North York Moors National Park
The heather moorland of this wonderful National Park is an exhilarating place in springtime. Red Grouse make their choking calls and the red ‘combs’ over the eyes of the males can be seen from afar. Golden Plover calls mix with the bubbling songs of Curlews and the ‘drumming’ of Snipe, while Lapwings twist and dive in their display flights. Handsome Ring Ouzels, usually shy and difficult to see, sit up in trees to sing. Cuckoo, Whinchat and Stonechat are also commonly seen and the Merlin, Britain’s smallest raptor, also breeds here. Adders and Common Lizards can be seen throughout spring and summer. Emperor and Wood Tiger moths fly by day in summer and stunning Dotterel can occasionally be seen on migration. In July and August the different species of heather - Bell Heather, Cross-leaved Heath and Ling - come into flower, turning the moorland into an expanse of breathtaking purple.

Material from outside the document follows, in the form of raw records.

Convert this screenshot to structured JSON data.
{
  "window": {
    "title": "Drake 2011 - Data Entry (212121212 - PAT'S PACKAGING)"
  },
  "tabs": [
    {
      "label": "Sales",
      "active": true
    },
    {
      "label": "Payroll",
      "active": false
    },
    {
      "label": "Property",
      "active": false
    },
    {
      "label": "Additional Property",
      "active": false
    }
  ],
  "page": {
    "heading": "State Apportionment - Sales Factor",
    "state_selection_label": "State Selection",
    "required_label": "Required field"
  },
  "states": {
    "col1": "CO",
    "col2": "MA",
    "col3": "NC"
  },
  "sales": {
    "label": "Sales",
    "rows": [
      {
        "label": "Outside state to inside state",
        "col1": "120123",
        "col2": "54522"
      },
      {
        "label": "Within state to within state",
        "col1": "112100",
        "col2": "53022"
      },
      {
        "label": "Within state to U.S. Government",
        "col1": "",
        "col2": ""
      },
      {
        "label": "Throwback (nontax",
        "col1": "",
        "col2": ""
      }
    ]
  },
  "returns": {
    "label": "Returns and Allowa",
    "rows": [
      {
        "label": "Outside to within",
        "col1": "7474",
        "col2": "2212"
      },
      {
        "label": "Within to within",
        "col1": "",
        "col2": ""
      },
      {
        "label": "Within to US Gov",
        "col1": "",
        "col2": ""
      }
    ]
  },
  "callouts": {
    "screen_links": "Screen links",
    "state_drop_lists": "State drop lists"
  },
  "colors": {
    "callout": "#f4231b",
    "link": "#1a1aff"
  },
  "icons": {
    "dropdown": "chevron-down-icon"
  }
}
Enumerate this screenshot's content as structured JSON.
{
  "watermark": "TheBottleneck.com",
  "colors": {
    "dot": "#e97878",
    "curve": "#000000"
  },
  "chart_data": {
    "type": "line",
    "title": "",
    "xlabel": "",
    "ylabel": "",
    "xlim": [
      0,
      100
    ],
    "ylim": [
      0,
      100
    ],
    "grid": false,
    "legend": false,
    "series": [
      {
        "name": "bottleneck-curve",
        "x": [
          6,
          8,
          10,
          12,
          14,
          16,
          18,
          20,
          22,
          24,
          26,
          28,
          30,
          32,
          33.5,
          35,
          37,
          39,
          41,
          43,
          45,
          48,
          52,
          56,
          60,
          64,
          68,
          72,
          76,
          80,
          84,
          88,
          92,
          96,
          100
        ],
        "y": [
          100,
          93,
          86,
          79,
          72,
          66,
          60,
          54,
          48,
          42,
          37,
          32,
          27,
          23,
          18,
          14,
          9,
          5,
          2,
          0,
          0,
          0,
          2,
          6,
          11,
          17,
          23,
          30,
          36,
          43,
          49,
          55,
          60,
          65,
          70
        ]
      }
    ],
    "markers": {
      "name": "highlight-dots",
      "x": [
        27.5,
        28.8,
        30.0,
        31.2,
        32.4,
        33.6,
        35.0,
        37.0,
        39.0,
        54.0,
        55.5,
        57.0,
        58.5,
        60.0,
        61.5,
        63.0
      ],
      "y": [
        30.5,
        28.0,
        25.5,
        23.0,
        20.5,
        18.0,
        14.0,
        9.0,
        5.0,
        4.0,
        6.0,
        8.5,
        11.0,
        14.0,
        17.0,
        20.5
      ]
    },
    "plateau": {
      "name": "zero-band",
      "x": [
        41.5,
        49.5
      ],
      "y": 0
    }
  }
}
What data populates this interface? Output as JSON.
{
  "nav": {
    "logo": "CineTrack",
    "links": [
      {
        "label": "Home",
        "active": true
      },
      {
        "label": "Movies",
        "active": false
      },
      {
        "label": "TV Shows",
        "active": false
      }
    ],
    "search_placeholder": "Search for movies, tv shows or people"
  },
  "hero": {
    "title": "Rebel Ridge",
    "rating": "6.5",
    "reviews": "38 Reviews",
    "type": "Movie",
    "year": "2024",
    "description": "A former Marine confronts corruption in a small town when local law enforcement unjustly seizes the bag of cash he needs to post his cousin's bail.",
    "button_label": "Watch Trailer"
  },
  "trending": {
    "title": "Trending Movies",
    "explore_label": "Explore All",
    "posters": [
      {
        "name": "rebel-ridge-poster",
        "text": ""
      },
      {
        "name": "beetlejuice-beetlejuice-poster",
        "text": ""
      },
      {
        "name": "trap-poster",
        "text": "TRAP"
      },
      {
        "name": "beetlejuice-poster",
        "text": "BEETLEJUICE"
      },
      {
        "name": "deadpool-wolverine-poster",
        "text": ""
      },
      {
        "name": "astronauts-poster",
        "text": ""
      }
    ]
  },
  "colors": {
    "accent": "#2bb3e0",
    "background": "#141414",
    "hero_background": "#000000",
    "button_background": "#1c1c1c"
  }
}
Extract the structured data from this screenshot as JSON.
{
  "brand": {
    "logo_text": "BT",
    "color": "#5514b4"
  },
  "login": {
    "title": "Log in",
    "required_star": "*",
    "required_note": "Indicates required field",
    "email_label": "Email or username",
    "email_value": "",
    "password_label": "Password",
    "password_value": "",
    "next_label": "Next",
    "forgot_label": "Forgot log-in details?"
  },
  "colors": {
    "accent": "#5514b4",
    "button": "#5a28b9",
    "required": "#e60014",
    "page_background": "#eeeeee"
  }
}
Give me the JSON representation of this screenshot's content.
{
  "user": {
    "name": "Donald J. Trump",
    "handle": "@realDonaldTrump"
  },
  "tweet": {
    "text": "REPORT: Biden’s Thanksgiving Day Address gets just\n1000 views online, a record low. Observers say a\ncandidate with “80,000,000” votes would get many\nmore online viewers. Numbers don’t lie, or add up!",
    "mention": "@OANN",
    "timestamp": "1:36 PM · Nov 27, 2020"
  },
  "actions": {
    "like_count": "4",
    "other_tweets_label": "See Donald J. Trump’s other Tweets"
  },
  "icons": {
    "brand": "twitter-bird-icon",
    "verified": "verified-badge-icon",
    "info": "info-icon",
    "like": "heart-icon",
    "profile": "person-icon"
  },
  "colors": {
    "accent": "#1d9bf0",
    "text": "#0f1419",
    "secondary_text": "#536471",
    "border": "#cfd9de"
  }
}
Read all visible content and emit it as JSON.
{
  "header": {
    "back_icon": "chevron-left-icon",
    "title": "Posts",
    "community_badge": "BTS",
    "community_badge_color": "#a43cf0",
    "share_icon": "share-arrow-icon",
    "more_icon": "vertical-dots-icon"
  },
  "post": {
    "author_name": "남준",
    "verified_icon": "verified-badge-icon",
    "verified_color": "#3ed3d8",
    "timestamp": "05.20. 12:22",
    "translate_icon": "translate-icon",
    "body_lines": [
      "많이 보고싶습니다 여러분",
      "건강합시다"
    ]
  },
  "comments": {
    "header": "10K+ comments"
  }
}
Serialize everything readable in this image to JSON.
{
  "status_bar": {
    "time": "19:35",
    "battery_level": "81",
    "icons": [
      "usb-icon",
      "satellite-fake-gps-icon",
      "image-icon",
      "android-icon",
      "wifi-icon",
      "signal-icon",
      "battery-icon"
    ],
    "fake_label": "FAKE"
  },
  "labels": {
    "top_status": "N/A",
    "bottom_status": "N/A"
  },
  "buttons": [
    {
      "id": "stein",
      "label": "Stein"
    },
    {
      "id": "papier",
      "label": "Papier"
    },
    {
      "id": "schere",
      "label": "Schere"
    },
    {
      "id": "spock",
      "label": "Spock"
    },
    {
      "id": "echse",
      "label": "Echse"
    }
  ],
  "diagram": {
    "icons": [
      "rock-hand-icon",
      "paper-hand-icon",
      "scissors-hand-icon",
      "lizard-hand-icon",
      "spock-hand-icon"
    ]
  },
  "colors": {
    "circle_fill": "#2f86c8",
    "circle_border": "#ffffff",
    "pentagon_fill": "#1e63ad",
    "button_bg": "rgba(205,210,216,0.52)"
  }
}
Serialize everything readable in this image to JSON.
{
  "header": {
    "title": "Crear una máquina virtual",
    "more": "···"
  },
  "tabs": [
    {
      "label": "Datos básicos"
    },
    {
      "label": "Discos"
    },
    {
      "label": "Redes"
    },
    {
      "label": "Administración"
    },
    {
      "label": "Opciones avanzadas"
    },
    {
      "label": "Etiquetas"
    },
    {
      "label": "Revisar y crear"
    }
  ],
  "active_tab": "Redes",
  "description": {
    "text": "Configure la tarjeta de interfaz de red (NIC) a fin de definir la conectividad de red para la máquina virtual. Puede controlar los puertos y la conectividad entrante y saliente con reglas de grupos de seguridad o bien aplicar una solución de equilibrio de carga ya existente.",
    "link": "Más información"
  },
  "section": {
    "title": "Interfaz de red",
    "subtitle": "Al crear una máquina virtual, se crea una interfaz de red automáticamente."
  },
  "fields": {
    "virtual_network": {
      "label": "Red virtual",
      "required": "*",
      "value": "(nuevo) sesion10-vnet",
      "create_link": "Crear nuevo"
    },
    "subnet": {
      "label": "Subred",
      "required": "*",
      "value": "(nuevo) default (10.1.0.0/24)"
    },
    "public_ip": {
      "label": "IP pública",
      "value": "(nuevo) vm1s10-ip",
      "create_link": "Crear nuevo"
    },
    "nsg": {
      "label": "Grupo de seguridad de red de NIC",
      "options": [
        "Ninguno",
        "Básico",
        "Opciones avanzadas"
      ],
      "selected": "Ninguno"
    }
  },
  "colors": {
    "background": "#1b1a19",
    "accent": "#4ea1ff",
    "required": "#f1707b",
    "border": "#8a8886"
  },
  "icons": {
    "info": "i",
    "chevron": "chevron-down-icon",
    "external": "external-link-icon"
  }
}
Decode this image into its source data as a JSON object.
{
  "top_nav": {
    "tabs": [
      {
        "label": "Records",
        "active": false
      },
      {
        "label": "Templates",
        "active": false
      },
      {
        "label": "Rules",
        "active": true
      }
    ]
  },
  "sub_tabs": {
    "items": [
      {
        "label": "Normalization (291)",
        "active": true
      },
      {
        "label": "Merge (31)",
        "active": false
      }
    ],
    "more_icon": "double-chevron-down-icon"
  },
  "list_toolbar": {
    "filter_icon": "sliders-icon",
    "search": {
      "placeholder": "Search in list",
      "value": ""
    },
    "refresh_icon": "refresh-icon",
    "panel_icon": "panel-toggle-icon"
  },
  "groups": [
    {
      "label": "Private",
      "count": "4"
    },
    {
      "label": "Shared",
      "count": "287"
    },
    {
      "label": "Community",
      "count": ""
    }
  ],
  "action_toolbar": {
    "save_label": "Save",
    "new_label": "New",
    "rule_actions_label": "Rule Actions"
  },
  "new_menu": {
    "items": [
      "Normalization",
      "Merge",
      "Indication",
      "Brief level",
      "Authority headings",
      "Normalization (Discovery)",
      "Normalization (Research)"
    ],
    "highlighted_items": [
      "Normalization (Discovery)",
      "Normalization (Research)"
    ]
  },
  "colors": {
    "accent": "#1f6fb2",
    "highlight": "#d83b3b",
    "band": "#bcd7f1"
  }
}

In the moister areas June is the month to look for Small Pearl-bordered Fritillary butterflies; Golden-ringed Dragonfly, one of our largest and most impressive ‘dragons’, is present throughout the summer and Keeled Skimmer into early autumn. The fens and bogs boast unusual plants such as Butterwort, Round-leaved Sundew, Bog Myrtle, Chickweed Wintergreen and Fairy Flax.
The National Park extends to the coast, where Peregrine Falcons patrol the cliffs. Grey and Common Seals, Harbour Porpoises and pods of Bottle-nosed and White-beaked Dolphins are regularly sighted, especially in summer, along with Minke Whales. Early autumn brings the chance of spotting a larger whale such as Humpback, Sei or Fin.